Stay with me. In the marketing world, we like to confuse ourselves. We like to use big words and fancy concepts to make sense of seemingly simple things. For sure, brilliant communications strategies and world-class branding exercises are the secrets to Coca Cola’s success. But at the core of what they are, they’re just telling people about their solution.

Seth Godin’s philosophy of understanding your customer’s world view is the same as Mark Ritson’s hammering on about the importance of segmentation and positioning. It’s all the same concept.

Understand the problem. Who has it, why they have it, and why they care about it. Then understand what it is that will solve it, for them. Solutions look different to different people. Finally, make sure your solution aligns with their beliefs, their worldview- this is your positioning.

SEO is just the same.

Sure, we use expensive software and fancy spreadsheets with enormous quantities of data. But the data is just the problem, repeated over and over and over again in different ways. We call these search queries, and they’re built on keywords.

SEO is understanding what people are searching for, and the words they use to describe it. It’s understanding what people mean when they google ‘seo in Perth’. Did they misspell ‘sea’? No, they’re looking for someone to hand them the leads, revenue, and sales.
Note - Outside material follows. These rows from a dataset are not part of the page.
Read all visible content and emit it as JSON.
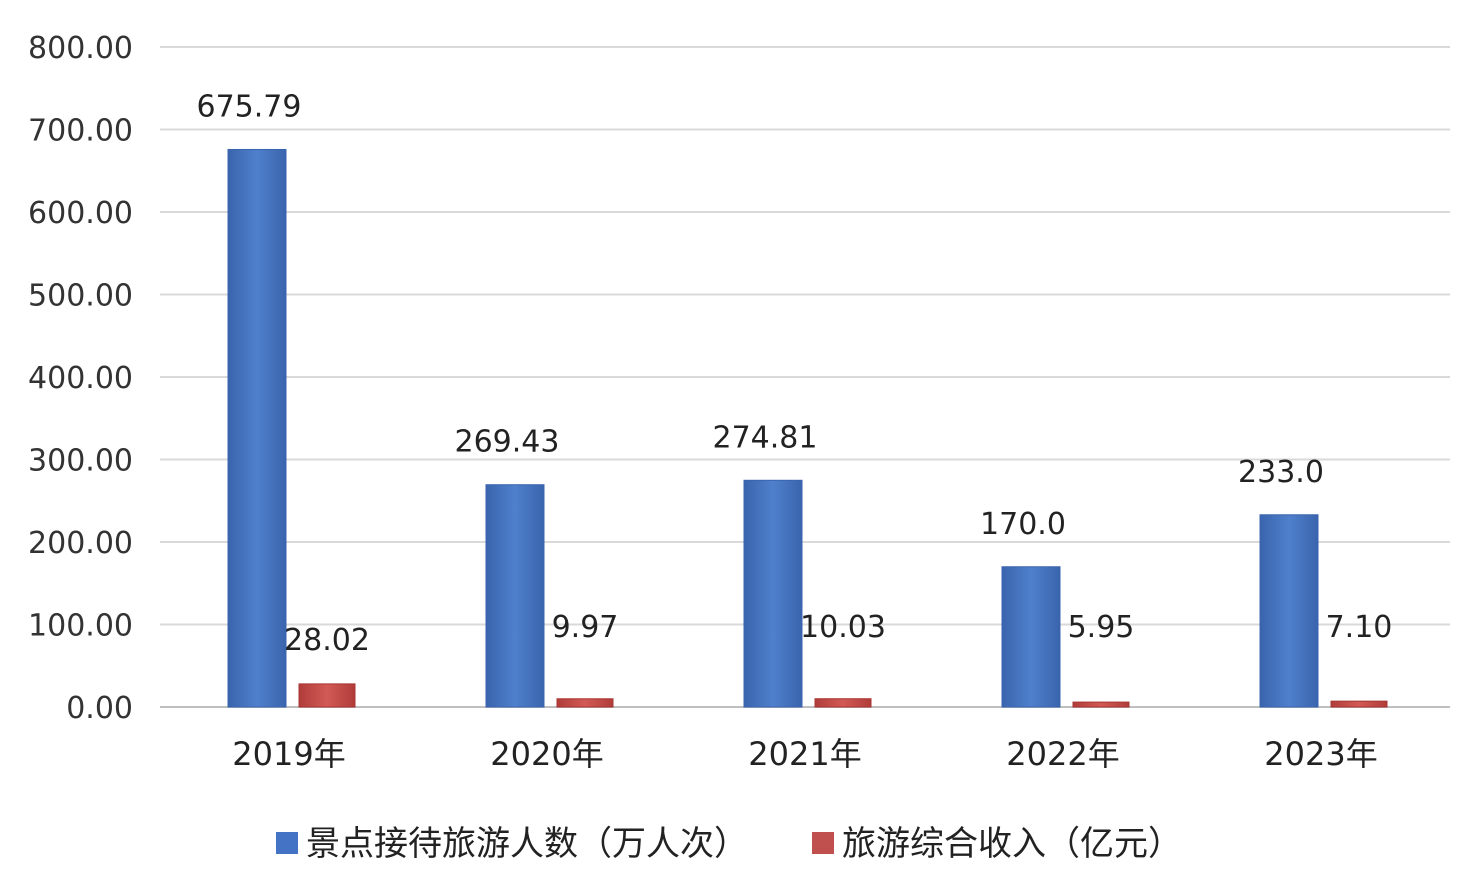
{
  "chart_data": {
    "type": "bar",
    "categories": [
      "2019年",
      "2020年",
      "2021年",
      "2022年",
      "2023年"
    ],
    "series": [
      {
        "name": "景点接待旅游人数（万人次）",
        "values": [
          675.79,
          269.43,
          274.81,
          170.0,
          233.0
        ],
        "labels": [
          "675.79",
          "269.43",
          "274.81",
          "170.0",
          "233.0"
        ],
        "color": "#4472C4"
      },
      {
        "name": "旅游综合收入（亿元）",
        "values": [
          28.02,
          9.97,
          10.03,
          5.95,
          7.1
        ],
        "labels": [
          "28.02",
          "9.97",
          "10.03",
          "5.95",
          "7.10"
        ],
        "color": "#C0504D"
      }
    ],
    "yticks": [
      "0.00",
      "100.00",
      "200.00",
      "300.00",
      "400.00",
      "500.00",
      "600.00",
      "700.00",
      "800.00"
    ],
    "ylim": [
      0,
      800
    ],
    "grid": true,
    "legend_position": "bottom"
  }
}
So answer that need, and create an SEO business- everyone’s asking you for it. Then tell them you have it. SEO is just good descriptions on your website. It’s annotating your images correctly. It’s good, descriptive page titles and meta descriptions (even though they don’t affect your SERP). It’s being neat, and organised with your internal links, and making sure you’re cited as an expert by other websites.
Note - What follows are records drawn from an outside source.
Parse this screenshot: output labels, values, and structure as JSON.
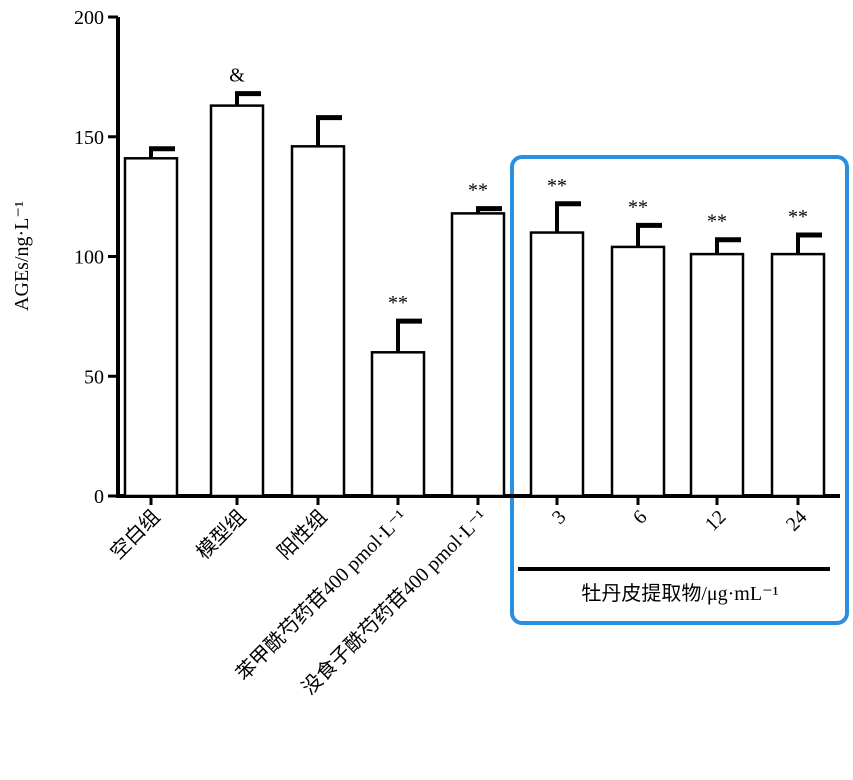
{
  "chart_data": {
    "type": "bar",
    "y_label": "AGEs/ng·L⁻¹",
    "categories": [
      "空白组",
      "模型组",
      "阳性组",
      "苯甲酰芍药苷400 pmol·L⁻¹",
      "没食子酰芍药苷400 pmol·L⁻¹",
      "3",
      "6",
      "12",
      "24"
    ],
    "values": [
      141,
      163,
      146,
      60,
      118,
      110,
      104,
      101,
      101
    ],
    "errors": [
      4,
      5,
      12,
      13,
      2,
      12,
      9,
      6,
      8
    ],
    "annotations": [
      null,
      "&",
      null,
      "**",
      "**",
      "**",
      "**",
      "**",
      "**"
    ],
    "group_label": "牡丹皮提取物/μg·mL⁻¹",
    "color": "#ffffff",
    "ylim": [
      0,
      200
    ],
    "yticks": [
      0,
      50,
      100,
      150,
      200
    ]
  }
}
Understand what people are looking for. Be what they’re looking for. Tell them you’re here.

SEO is just one small part of marketing a business. But it’s a wonderful example of how it’s all the same concept. Tell the right people that you’re their perfect solution to their problem.

So how do you win?

Be better. Be better every single day. Answer your customer’s questions more thoroughly, meet their needs more effectively, write copy that sings to their souls. Create designs that capture their interest more than others. Show them your product or service is the best, and tell them how it’s going to change their lives.

Marketing isn’t hard, per se. It just takes effort- hard work, and good intentions. That’s where most marketers seem to go wrong. Stop looking for a secret, a leg up or hack. Just be better, ask more questions, and talk to your customers. Understand them, and then deliver.